Spectral Properties near the Mott Transition in the One-Dimensional Hubbard Model

TL;DR

This paper investigates the spectral properties near the Mott transition in the one-dimensional Hubbard model, revealing how quasiparticles and spectral features evolve with doping and interaction strength using advanced numerical and analytical methods.

Contribution

It combines dynamical density-matrix renormalization group and Bethe ansatz to explain spectral features and characterize the Mott transition in one dimension.

Findings

Identification of pseudogap, hole-pocket behavior, and spectral-weight transfer.

Explanation of spectral features in terms of spinons, holons, antiholons, and doublons.
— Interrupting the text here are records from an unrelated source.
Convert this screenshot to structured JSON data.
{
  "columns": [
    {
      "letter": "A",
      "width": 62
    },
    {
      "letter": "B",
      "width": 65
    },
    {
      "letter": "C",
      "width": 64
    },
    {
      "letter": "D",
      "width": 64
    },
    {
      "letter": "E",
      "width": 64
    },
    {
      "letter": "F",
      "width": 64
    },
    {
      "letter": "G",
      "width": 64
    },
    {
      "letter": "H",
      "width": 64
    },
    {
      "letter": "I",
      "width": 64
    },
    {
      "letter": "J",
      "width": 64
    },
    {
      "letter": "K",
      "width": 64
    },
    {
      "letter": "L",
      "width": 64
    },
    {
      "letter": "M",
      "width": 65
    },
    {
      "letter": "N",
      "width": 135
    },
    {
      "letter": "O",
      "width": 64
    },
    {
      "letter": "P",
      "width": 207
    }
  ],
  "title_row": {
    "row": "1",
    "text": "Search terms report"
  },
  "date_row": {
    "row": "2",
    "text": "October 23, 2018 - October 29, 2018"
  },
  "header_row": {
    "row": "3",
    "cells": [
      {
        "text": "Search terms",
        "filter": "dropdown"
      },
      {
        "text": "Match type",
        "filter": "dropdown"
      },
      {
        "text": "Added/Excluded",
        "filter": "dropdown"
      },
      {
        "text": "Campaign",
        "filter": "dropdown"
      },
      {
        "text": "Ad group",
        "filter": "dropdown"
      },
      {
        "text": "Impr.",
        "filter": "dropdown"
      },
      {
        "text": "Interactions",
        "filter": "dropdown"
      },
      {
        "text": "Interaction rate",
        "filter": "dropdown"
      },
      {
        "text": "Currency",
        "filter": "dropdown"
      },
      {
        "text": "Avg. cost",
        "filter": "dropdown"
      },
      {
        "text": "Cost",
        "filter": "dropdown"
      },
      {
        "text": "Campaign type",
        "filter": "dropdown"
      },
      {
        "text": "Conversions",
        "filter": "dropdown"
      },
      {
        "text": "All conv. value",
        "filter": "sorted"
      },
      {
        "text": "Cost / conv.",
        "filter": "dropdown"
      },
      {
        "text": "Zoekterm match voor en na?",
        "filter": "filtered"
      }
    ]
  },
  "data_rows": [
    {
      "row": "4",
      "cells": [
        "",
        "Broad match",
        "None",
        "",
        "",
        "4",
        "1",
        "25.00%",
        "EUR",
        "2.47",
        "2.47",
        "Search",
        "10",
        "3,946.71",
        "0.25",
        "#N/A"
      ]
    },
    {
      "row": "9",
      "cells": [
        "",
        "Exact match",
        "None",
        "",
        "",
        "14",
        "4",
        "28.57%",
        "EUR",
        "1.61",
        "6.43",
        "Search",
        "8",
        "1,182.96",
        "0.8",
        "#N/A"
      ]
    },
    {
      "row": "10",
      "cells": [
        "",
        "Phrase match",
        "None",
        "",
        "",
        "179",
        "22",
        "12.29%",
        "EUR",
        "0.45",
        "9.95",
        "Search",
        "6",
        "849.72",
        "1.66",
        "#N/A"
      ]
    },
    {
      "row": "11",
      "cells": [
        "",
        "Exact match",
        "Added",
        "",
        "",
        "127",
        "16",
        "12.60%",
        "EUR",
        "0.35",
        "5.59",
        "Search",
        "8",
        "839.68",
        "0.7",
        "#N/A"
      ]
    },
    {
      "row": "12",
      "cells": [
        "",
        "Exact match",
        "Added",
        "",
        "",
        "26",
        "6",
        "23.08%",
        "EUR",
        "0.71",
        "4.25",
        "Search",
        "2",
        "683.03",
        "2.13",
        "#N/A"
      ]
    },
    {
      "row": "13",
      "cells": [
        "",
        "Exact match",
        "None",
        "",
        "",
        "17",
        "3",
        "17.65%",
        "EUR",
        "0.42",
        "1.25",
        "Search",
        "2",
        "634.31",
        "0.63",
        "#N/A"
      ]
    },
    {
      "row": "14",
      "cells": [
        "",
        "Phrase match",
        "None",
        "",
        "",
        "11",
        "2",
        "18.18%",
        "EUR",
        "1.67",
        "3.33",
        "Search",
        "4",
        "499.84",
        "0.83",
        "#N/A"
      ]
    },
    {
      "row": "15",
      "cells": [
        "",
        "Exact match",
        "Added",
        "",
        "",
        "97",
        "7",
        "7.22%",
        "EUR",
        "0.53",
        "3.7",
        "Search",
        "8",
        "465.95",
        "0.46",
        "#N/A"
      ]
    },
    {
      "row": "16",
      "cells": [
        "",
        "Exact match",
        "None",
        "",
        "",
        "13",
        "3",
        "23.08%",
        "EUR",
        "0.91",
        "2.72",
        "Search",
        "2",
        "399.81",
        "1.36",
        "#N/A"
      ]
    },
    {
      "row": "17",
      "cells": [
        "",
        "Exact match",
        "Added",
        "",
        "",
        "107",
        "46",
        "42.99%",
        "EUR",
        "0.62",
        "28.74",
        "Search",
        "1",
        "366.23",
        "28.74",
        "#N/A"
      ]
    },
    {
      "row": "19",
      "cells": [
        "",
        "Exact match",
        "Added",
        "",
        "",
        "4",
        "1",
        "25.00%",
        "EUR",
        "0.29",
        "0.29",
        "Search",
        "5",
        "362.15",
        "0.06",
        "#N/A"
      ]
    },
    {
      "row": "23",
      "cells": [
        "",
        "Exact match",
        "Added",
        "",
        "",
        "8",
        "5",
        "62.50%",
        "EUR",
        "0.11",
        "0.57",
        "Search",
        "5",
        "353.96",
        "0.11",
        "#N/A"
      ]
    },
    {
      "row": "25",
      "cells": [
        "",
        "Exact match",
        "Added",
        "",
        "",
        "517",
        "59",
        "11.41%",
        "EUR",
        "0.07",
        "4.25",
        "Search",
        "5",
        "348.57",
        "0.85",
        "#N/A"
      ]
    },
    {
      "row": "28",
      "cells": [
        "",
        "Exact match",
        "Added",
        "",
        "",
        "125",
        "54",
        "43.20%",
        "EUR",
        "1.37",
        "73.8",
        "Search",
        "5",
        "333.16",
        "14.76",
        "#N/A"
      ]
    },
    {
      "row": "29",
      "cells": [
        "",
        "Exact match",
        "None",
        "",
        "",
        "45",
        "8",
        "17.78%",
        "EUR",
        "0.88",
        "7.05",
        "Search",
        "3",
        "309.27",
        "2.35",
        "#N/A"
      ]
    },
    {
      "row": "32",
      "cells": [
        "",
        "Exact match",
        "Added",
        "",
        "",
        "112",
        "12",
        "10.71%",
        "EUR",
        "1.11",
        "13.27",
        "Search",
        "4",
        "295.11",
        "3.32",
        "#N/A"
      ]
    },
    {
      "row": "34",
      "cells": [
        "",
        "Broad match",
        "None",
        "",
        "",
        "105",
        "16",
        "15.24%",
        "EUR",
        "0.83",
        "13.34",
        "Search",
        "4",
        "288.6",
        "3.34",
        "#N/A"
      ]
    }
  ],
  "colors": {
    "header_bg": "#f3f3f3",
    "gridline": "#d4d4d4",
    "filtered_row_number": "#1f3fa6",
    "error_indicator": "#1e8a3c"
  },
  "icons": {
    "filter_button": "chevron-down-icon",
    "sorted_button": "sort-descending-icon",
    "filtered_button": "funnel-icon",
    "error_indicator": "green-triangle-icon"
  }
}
Discovery of a gapless mode with dispersion up to the order of hopping t or spin exchange J.

Abstract

Single-particle spectral properties near the Mott transition in the one-dimensional Hubbard model are investigated by using the dynamical density-matrix renormalization group method and the Bethe ansatz. The pseudogap, hole-pocket behavior, spectral-weight transfer, and upper Hubbard band are explained in terms of spinons, holons, antiholons, and doublons. The Mott transition is characterized by the emergence of a gapless mode whose dispersion relation extends up to the order of hopping t (spin exchange J) in the weak (strong) interaction regime caused by infinitesimal doping.